During an interview[1] with Soares when he received the prestigious BES Photo Award 2007 – included in the exhibition catalogue of the awarded works at the former Berardo Collection Museum -, he reveals that his creative approach has a somewhat scientific method: from formulating a hypothesis to undertaking a series of tests to confirm or justify it. The curator and interviewer Filipa Ramos is spot on when she emphasises this curiosity, so typical and noticeable in the artist’s body of work, to test the reality of things. And be aware that “real” here is shaped by much more complex relationships than just those between truth and falsehood, the possible and the impossible. After all, Soares already sensed at the time that the boundaries between the artificial and the natural were somewhat arbitrary, and would become even more so: “there’s this fractal side [to 3D] which also interests me, since it’s very similar to the tools that nature has at its disposal, meaning that for me 3D doesn’t seem artificial at all, but rather natural. I would almost say that it seems less artificial than painting on a canvas”[2].
There is indeed a special kind of power in works featuring images made with 3D modelling and animation tools superimposed on images of concrete places – particularly in MetaTouch (2023), presented in the gallery’s basement, and the exhibition’s opening piece Encounters (2023). In the first work, two twin spheres of liquid metal are mutually attracted, floating “in perfect harmony, touching each other occasionally and, when the touch is deeper, teleporting to another place where they continue their journey”[3]. Initially, these reflective points appear like molecules in a magnified view, but, as the installation goes on and the meditative state to which it invites us – through a loop that matches the hypnotic sound of a tanpura drone[4] – they increasingly begin to seem like otherworldly figures. They may exist and vibrate precisely at this moment of torque[5] between fiction and matter, metaphysics and physics.
The second video shows the subjective perspective of someone observing a deserted alleyway at night, until a thunderous, metallic and seductive sound heralds the arrival of an enigmatic portal, a black hole, which soon disappears again.
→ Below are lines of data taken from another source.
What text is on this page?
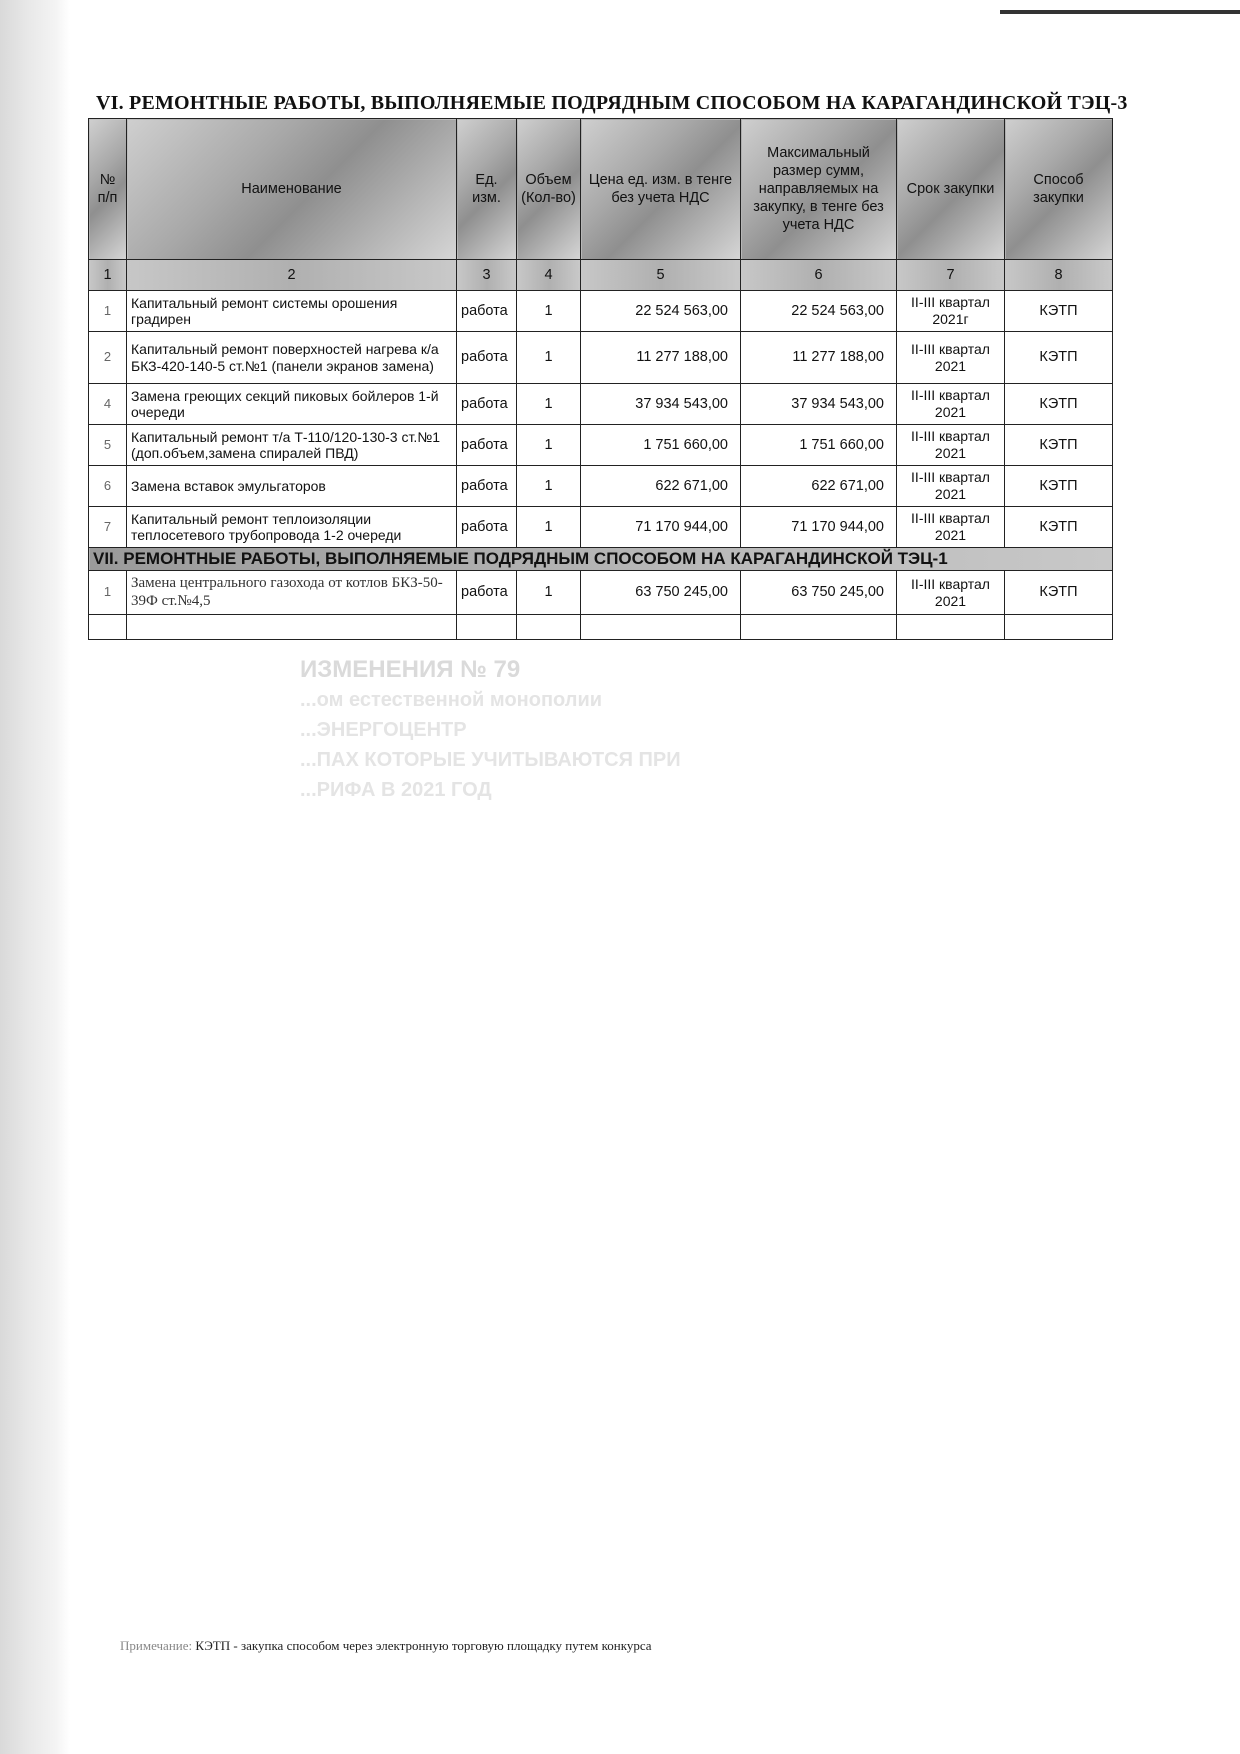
ИЗМЕНЕНИЯ № 79
...ом естественной монополии
...ЭНЕРГОЦЕНТР
...ПАХ КОТОРЫЕ УЧИТЫВАЮТСЯ ПРИ
...РИФА В 2021 ГОД
VI. РЕМОНТНЫЕ РАБОТЫ, ВЫПОЛНЯЕМЫЕ ПОДРЯДНЫМ СПОСОБОМ НА КАРАГАНДИНСКОЙ ТЭЦ-3
№ п/п	Наименование	Ед. изм.	Объем (Кол-во)	Цена ед. изм. в тенге без учета НДС	Максимальный размер сумм, направляемых на закупку, в тенге без учета НДС	Срок закупки	Способ закупки
1	2	3	4	5	6	7	8
1	Капитальный ремонт системы орошения градирен	работа	1	22 524 563,00	22 524 563,00	II-III квартал 2021г	КЭТП
2	Капитальный ремонт поверхностей нагрева к/а БКЗ-420-140-5 ст.№1 (панели экранов замена)	работа	1	11 277 188,00	11 277 188,00	II-III квартал 2021	КЭТП
4	Замена греющих секций пиковых бойлеров 1-й очереди	работа	1	37 934 543,00	37 934 543,00	II-III квартал 2021	КЭТП
5	Капитальный ремонт т/а Т-110/120-130-3 ст.№1 (доп.объем,замена спиралей ПВД)	работа	1	1 751 660,00	1 751 660,00	II-III квартал 2021	КЭТП
6	Замена вставок эмульгаторов	работа	1	622 671,00	622 671,00	II-III квартал 2021	КЭТП
7	Капитальный ремонт теплоизоляции теплосетевого трубопровода 1-2 очереди	работа	1	71 170 944,00	71 170 944,00	II-III квартал 2021	КЭТП
VII. РЕМОНТНЫЕ РАБОТЫ, ВЫПОЛНЯЕМЫЕ ПОДРЯДНЫМ СПОСОБОМ НА КАРАГАНДИНСКОЙ ТЭЦ-1							
1	Замена центрального газохода от котлов БКЗ-50-39Ф ст.№4,5	работа	1	63 750 245,00	63 750 245,00	II-III квартал 2021	КЭТП

Примечание: КЭТП - закупка способом через электронную торговую площадку путем конкурса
Just like the alien structure, the very glance that captures this image of a hybrid nature actually implies the presence of something non-human. The viewpoint we’re following has an animalistic or extraterrestrial feel to it, whose bodily movement resembles a sniffing being, or even an object hanging, weightless, in the air. Miguel Soares perhaps wants to awaken a suspicion that the unknown in this encounter may be precisely what we thought was real: ourselves.
[1] Fully available on the artist’s website <http://migso.net/blog/?p=200>.
[2] Id.
[3] According to the exhibition’s room text, written by Miguel Wandschneider. Available at <https://rialto6.org/exhibitions/chance-meeting/>.
[4] One of the most commonly used string instruments to accompany musical pieces or vocal performances in Indian classical music. This is an outstanding and intriguing instrument due to its ability to generate a complex pattern of overtones in a continuous cycle. Used in meditation practices, the constancy of this sound is used as a metaphor for the eternal, the unchanging and the perpetual.
[5] Torque, or a moment of a force, consists of rotating or twisting a body around its own axis by force.